This page is intended to show you exactly what I have done, what I am doing, and what I am planning to do. This blog is all about experimenting with diets. The diet I am most interested is the Paleolthic diet.
Paleolithic Diet
The idea behind this diet is that our bodies are very similar to the bodies of our evolutionary ancestors in the Paleolithic Era (2.5 million to 10 thousand years ago). Our species had millions of years to evolve and to adapt to its environment and its food sources. A human 40,000 years ago would have no access to grains, dairy products, refined sugar, processed foods, or supplements. So if you accept the idea that our bodies are virtually the same as his, how could you expect the ideal diet for us to be any different from what he ate? It’s really quite simple. We are living in a world that our bodies are not adapted to live in. We are living lifestyles that our bodies are not expecting us to live. The following is a chart detailing my dietary changes by month.

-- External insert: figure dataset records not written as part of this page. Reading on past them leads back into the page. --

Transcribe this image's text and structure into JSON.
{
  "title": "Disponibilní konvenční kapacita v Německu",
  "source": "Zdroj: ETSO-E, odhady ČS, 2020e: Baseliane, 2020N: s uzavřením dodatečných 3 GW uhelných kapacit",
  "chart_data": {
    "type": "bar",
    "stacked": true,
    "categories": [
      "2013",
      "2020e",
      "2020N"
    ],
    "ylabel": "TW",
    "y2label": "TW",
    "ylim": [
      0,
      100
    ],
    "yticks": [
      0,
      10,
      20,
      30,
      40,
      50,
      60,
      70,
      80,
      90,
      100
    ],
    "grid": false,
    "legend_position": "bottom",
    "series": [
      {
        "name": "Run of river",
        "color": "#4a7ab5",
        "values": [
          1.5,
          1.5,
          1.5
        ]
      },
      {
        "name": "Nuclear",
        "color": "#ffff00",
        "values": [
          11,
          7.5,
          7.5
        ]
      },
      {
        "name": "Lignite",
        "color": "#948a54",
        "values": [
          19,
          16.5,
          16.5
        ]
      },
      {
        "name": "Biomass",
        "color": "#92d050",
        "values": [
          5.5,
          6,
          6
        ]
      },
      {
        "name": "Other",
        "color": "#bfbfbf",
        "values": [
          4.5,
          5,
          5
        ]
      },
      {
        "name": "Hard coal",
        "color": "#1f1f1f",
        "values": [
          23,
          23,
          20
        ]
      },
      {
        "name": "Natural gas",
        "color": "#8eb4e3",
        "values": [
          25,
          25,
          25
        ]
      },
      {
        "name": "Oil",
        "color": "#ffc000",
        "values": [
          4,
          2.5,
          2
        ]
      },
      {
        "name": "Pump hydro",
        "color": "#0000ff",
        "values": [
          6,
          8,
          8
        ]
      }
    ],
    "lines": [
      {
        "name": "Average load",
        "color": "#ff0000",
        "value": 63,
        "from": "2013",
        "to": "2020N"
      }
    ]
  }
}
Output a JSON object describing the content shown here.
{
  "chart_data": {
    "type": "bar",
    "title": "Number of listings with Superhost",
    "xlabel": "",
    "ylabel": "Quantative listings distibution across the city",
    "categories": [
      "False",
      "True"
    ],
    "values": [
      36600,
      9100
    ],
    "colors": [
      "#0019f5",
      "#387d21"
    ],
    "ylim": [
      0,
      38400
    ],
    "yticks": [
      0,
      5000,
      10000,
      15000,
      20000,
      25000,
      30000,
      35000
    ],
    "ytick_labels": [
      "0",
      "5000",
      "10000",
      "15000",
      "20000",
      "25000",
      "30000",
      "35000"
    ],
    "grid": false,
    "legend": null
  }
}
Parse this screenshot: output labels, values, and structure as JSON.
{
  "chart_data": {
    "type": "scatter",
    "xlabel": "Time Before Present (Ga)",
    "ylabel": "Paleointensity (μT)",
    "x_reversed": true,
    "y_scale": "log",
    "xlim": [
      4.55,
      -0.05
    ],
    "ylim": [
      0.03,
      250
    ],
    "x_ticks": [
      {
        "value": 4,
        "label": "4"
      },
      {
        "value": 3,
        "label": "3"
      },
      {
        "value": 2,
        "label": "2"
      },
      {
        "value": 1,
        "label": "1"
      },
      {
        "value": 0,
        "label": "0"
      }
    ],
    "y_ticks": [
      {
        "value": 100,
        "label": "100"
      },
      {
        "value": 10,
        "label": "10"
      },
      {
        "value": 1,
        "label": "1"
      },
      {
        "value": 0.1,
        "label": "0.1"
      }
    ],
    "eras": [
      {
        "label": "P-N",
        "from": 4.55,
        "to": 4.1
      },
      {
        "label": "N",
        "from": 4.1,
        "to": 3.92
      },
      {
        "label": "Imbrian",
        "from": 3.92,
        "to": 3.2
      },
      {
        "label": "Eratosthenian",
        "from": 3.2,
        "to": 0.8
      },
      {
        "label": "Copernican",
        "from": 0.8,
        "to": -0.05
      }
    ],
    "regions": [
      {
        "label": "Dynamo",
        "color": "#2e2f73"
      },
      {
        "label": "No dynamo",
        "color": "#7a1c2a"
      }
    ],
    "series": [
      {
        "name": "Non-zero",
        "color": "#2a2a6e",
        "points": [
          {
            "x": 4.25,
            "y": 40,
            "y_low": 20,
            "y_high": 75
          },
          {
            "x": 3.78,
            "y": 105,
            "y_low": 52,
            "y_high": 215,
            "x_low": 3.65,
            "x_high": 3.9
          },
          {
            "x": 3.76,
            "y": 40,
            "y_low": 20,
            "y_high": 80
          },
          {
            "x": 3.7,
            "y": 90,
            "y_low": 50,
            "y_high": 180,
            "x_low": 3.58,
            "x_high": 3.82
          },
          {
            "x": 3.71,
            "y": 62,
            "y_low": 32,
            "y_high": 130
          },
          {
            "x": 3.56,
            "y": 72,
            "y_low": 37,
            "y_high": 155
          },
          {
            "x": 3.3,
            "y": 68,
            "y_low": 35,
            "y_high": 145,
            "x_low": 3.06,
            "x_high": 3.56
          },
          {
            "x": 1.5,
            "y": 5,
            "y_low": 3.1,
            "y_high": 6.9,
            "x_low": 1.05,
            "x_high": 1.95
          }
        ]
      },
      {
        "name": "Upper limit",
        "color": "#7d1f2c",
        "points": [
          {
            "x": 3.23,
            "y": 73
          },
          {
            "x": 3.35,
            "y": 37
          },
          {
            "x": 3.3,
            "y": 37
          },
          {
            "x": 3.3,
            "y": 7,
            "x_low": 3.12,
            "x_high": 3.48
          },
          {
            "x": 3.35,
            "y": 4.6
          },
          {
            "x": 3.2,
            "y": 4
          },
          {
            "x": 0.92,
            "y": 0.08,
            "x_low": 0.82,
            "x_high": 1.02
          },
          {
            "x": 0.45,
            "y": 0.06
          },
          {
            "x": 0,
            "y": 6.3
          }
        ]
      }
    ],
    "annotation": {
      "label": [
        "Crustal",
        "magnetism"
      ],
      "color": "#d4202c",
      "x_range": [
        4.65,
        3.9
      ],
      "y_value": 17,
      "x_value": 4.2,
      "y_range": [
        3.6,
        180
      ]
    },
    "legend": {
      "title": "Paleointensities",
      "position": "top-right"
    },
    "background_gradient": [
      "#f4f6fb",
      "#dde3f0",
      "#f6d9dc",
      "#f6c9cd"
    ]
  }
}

Before I started this blog, my diet was fairly average. I had no real dietary restrictions and I didn’t usually take supplements. I ate from all the food groups and tried to eat as best as I could.
Diet Chart
| June | July | August | September | October | |
| No Dairy | |||||
| No Refined Sugar* | |||||
| No Grains | |||||
| Acne Experiment |
*I’m still trying to reduce sugar intake of course.
I think the Paleolithic Diet is pretty close to the ideal diet for a human, but I’m not ready to try it completely. I am slowly transitioning into this and I have several reasons for doing so:
- I believe that doing it gradually will help me stay committed. No one can turn their diet around overnight and expect that to stick.
- By trying to change one thing at a time, it is more of a controlled experiment. I will be able to tell if one change has a huge effect. If I changed several things about my diet at once and it had some effect, there would be no way to pinpoint the cause.
- I live around a lot of people who already think I’m crazy for not eating dairy. Most of my family lives in Wisconsin, which leads the country in cheese production.